Among those with confirmed infection, 8% (nearly 1 in 12 women) of first-trimester infections from the U.S. and its territories resulted in Zika-associated birth defects compared with 15% in the U.S. states and the District of Columbia. The estimates are based on relatively small numbers and are not statistically significant, representing a snapshot in time.

The proportion affected by Zika-associated birth defects varies by trimester of diagnosis of Zika infection. Among pregnant women in the U.S. and its territories with confirmed Zika virus infection - 5% in the second trimester and 4% in the third trimester resulted in Zika-associated birth defects. The Zika pregnancy and infant registries, along with prospective cohort studies, will continue to provide necessary data to better understand the extent of Zika infection risk during early pregnancy.

The report also described the number of infants that received recommended testing and evaluation according to the guidance of CDC. Based on the data reported to the Zika pregnancy and infant registries, 59% of infants were tested for Zika virus infection at birth. These infants were born to women with laboratory evidence of recent possible Zika virus infection in the U.S. and its territories. Of the 2,464 live-born infants, 52% were reported to have received recommended head imaging and 79% had a reported hearing screening at birth.

“This report highlights the threat of Zika virus infection in pregnancy, particularly the risk of damage to the baby’s brain,” said Peggy Honein, Ph.D., co-lead, Pregnancy and Birth Defects Task Force, CDC Zika Response. “To help us fully understand and plan for Zika’s effect, we must continue to monitor babies for any problems with vision, hearing, or other disabilities.”

The report findings also emphasized the importance of follow-up care for babies with congenital Zika virus infection.

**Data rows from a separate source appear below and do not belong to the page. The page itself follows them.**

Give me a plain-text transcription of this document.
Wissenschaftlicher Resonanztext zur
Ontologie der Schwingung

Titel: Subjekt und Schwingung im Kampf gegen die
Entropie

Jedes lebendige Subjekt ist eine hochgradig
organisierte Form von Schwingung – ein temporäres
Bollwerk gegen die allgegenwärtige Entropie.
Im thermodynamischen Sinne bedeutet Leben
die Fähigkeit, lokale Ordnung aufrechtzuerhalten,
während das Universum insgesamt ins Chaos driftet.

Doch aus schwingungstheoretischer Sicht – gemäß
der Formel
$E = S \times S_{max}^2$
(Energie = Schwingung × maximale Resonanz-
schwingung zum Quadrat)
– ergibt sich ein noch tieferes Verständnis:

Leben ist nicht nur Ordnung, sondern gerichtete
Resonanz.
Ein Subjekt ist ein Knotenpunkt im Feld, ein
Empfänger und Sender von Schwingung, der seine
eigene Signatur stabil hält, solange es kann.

Identifying infants born to Zika-infected (during pregnancy) mothers allows for timely planning of intervention services. In addition, evaluating diagnostic testing and clinical evaluation practices can help CDC, public health officials, and physicians to focus efforts on monitoring and providing care for Zika-virus-affected babies.

CDC continues to encourage women and their partners considering pregnancy, who live in or travel to zika-risk areas, to talk to their physicians so that they know the risks and ways to prevent exposure. CDC has published updated clinical guidance for physicians providing care for pregnant women, babies, and children with possible Zika virus infection.